Arnold Schwarzenegger on his defeat by Frank Zane
I arrived in Florida still totally confident. I felt I was ready. I’d just won in London and the heat of victory was in my blood. At the contest, people immediately crowded around to have a look at my body. The Americans had never seen me and they were amazed by my size.
When I went out to pose there was a strange silence, which puzzled me. I realized people were studying me. I gave them the biceps. Someone gasped. I could feel the crowd on the edges of their seats. It hit me then that this was America. I rose up and expanded every muscle fiber in my body. The crowd sensed it and cheered. I heard Americans shouting “Arnold!” I felt fantastic.
It wasn’t until the pose-off that I realized how close a contest it was. There were guys here I’d never seen before. Frank Zane, in the medium class, had unbelievable cuts and an elegant posing routine. He posed gracefully, like a matador, like a dancer. His body seemed to have been tooled down with the chisels and gouges a sculptor would use on mahogany. The announcer called my name for second place. I was stunned. Frank Zane had won the IFBB Mr. Universe.
I came in second, on grounds that I was not defined enough, not perfectly developed. I was just the biggest, not the best.
That did a little number on my mind. I went away from the auditorium overwhelmed, crushed.

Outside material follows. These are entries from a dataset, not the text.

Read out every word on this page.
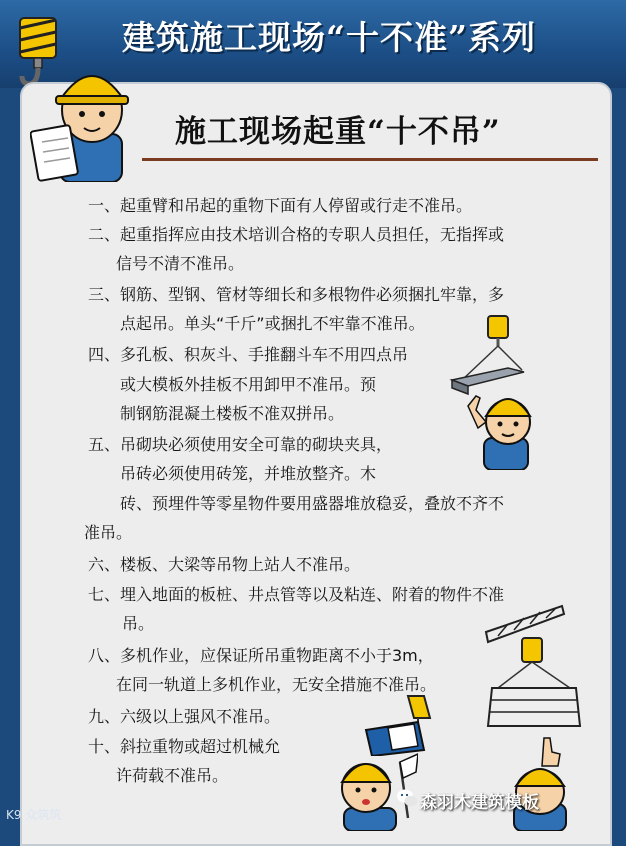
建筑施工现场“十不准”系列
施工现场起重“十不吊”
一、起重臂和吊起的重物下面有人停留或行走不准吊。
二、起重指挥应由技术培训合格的专职人员担任，无指挥或
信号不清不准吊。
三、钢筋、型钢、管材等细长和多根物件必须捆扎牢靠，多
点起吊。单头“千斤”或捆扎不牢靠不准吊。
四、多孔板、积灰斗、手推翻斗车不用四点吊
或大模板外挂板不用卸甲不准吊。预
制钢筋混凝土楼板不准双拼吊。
五、吊砌块必须使用安全可靠的砌块夹具，
吊砖必须使用砖笼，并堆放整齐。木
砖、预埋件等零星物件要用盛器堆放稳妥，叠放不齐不
准吊。
六、楼板、大梁等吊物上站人不准吊。
七、埋入地面的板桩、井点管等以及粘连、附着的物件不准
吊。
八、多机作业，应保证所吊重物距离不小于3m，
在同一轨道上多机作业，无安全措施不准吊。
九、六级以上强风不准吊。
十、斜拉重物或超过机械允
许荷载不准吊。
K9 众筑筑
森羽木建筑模板
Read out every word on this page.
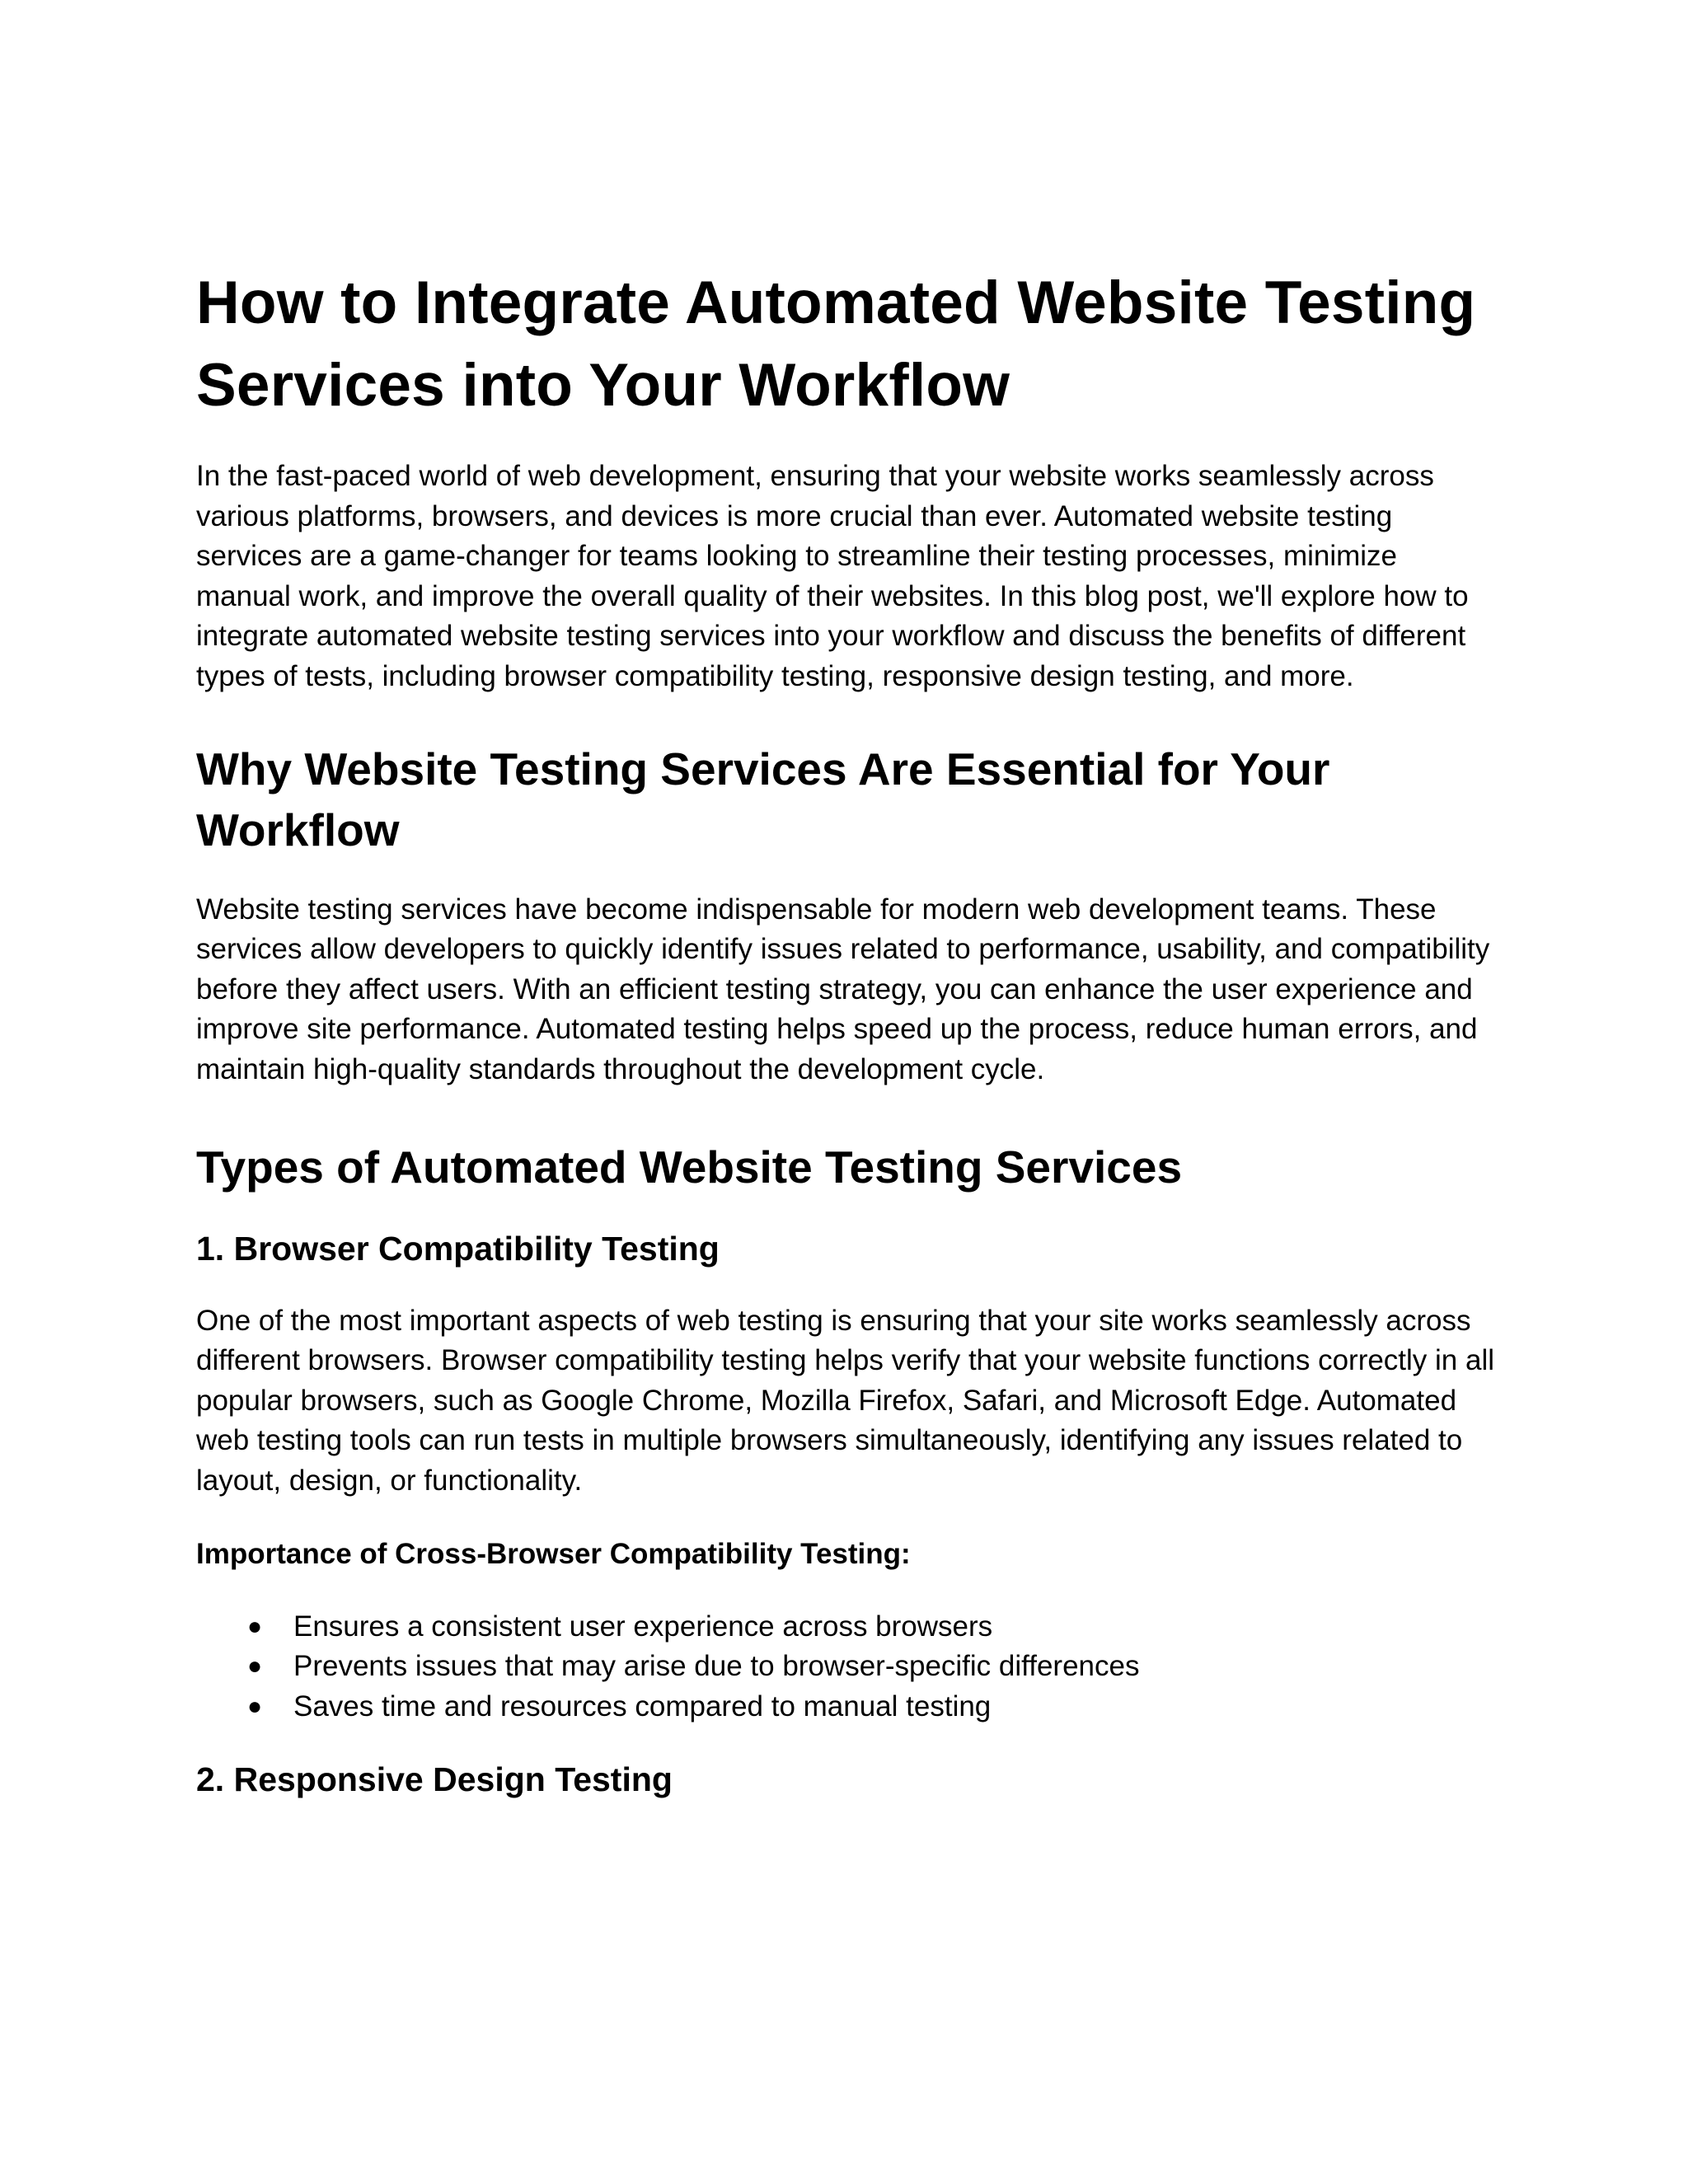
How to Integrate Automated Website Testing Services into Your Workflow

In the fast-paced world of web development, ensuring that your website works seamlessly across various platforms, browsers, and devices is more crucial than ever. Automated website testing services are a game-changer for teams looking to streamline their testing processes, minimize manual work, and improve the overall quality of their websites. In this blog post, we'll explore how to integrate automated website testing services into your workflow and discuss the benefits of different types of tests, including browser compatibility testing, responsive design testing, and more.

Why Website Testing Services Are Essential for Your Workflow

Website testing services have become indispensable for modern web development teams. These services allow developers to quickly identify issues related to performance, usability, and compatibility before they affect users. With an efficient testing strategy, you can enhance the user experience and improve site performance. Automated testing helps speed up the process, reduce human errors, and maintain high-quality standards throughout the development cycle.

Types of Automated Website Testing Services
1. Browser Compatibility Testing

One of the most important aspects of web testing is ensuring that your site works seamlessly across different browsers. Browser compatibility testing helps verify that your website functions correctly in all popular browsers, such as Google Chrome, Mozilla Firefox, Safari, and Microsoft Edge. Automated web testing tools can run tests in multiple browsers simultaneously, identifying any issues related to layout, design, or functionality.

Importance of Cross-Browser Compatibility Testing:
● Ensures a consistent user experience across browsers
● Prevents issues that may arise due to browser-specific differences
● Saves time and resources compared to manual testing
2. Responsive Design Testing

I remember the words that kept going through my head: “I’m away from home, in this strange city, in America, and I’m a loser….” I cried all night because of it. I had disappointed all my friends, everybody, especially myself. It was awful. I felt it was the end of the world.
But I’ve always been resilient. A day later I had gotten myself together. I’m going to get them back, I thought. I’m going to show them who is really the best.
I would train in America. I would use their food and their knowledge and work it against them. I would make it in America too.